"We will be able to save a lot if we can identify and pre-pay those expensive loans of Napocor, Camacho said, adding that an internal committee from Napocor is now in the process of identifying debts to be pre-paid.
The pre-payment of expensive loans, he said, would enable the National Government to absorb less stranded costs of the state-owned power firm.
However, Camacho did not say how much of the total $6.1 billion total obligations of Napocor would be retired. For interest payments alone, the Napocor intends to pay about P19 billion this year.
The new power bill calls for the privatization of the assets of the state-run power company. Studies show that with the privatization, cumulative borrowing over the five-year period 2001 to 2005 would be P16.5 billion compared with P157 billion if the bill is not passed or the privatization of Napocor does not push through.
It was emphasized, however, that the P16.5 billion does not assume pre-payment of obligations out of the proceeds. This assumes that privatization proceeds will be utilized for the required annual debt servicing.
Based on the study, assuming prepayment of obligations out of annual privatization proceeds, debt-servicing corresponding to obligations not pre-paid must be refinanced.

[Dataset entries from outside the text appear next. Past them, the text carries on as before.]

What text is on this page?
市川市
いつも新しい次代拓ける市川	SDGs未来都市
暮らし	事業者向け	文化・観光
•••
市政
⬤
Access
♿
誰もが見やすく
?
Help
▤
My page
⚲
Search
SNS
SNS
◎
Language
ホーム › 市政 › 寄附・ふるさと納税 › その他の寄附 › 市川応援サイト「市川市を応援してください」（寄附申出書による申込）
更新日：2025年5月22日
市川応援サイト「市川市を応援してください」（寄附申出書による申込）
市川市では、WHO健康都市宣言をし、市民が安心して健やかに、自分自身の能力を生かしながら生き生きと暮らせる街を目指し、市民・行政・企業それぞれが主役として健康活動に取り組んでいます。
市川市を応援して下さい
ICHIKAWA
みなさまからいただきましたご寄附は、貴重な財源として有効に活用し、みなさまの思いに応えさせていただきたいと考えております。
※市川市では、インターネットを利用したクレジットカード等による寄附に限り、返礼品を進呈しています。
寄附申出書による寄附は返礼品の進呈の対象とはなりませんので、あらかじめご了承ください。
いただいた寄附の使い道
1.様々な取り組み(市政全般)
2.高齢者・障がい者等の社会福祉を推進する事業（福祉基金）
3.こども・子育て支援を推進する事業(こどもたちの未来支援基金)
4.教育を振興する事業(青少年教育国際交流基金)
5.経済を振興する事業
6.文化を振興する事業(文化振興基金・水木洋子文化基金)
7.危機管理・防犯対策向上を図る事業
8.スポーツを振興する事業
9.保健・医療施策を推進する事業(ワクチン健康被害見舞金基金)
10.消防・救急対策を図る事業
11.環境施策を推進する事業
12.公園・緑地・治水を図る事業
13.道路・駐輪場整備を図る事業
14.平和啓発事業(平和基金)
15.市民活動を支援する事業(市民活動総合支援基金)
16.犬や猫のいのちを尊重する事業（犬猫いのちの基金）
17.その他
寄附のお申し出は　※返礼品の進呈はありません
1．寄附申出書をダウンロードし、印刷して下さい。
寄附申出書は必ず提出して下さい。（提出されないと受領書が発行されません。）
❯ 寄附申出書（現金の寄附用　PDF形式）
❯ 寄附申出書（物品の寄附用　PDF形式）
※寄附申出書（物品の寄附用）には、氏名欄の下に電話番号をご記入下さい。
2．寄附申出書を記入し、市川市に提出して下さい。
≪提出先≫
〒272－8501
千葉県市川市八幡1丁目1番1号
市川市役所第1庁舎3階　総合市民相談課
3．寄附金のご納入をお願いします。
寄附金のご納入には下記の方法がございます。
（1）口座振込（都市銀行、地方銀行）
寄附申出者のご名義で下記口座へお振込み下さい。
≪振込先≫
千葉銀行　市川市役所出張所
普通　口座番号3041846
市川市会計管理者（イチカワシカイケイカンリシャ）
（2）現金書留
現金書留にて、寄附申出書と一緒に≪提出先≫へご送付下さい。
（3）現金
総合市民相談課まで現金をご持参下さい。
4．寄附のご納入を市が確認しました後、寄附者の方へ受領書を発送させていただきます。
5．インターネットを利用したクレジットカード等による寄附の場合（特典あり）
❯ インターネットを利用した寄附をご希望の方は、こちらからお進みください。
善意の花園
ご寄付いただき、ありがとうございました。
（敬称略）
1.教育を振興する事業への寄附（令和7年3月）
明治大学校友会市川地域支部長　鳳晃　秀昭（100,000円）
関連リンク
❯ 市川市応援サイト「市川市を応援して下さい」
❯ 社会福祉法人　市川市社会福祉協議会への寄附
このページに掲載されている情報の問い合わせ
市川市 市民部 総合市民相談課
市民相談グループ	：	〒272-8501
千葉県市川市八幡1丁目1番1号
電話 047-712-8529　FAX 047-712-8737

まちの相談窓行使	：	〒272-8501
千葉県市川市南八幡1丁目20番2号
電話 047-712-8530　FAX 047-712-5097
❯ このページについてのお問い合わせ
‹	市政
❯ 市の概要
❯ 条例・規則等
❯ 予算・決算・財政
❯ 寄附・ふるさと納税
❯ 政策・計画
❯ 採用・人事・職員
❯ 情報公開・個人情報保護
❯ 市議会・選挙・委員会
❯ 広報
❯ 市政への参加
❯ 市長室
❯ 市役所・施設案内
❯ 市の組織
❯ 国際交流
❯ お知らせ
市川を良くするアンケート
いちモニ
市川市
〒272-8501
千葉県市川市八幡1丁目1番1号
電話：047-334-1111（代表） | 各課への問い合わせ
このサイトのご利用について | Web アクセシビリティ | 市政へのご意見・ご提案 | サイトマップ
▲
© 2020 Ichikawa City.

This portion of the debt servicing for the first five years is around P120 million. This is not reflected in the P16.5 billion required borrowings.
For 2006 to 2036, it was assumed that Napocor borrowing with privatization will amount to P258.4 billion as against P529 billion without the privatization of the power firm.
Without privatization, Napocor’s contribution to total public sector borrowing requirements of the National Government is P66.2 billion from 2001 to 2005.
With privatization, there would be a reduction in the public sector borrowing requirement of about P136.6 billion due to the improvement of Napocor’s financing deficit from P66.2 billion without privatization to a surplus of P70.4 billion with privatization for the same period.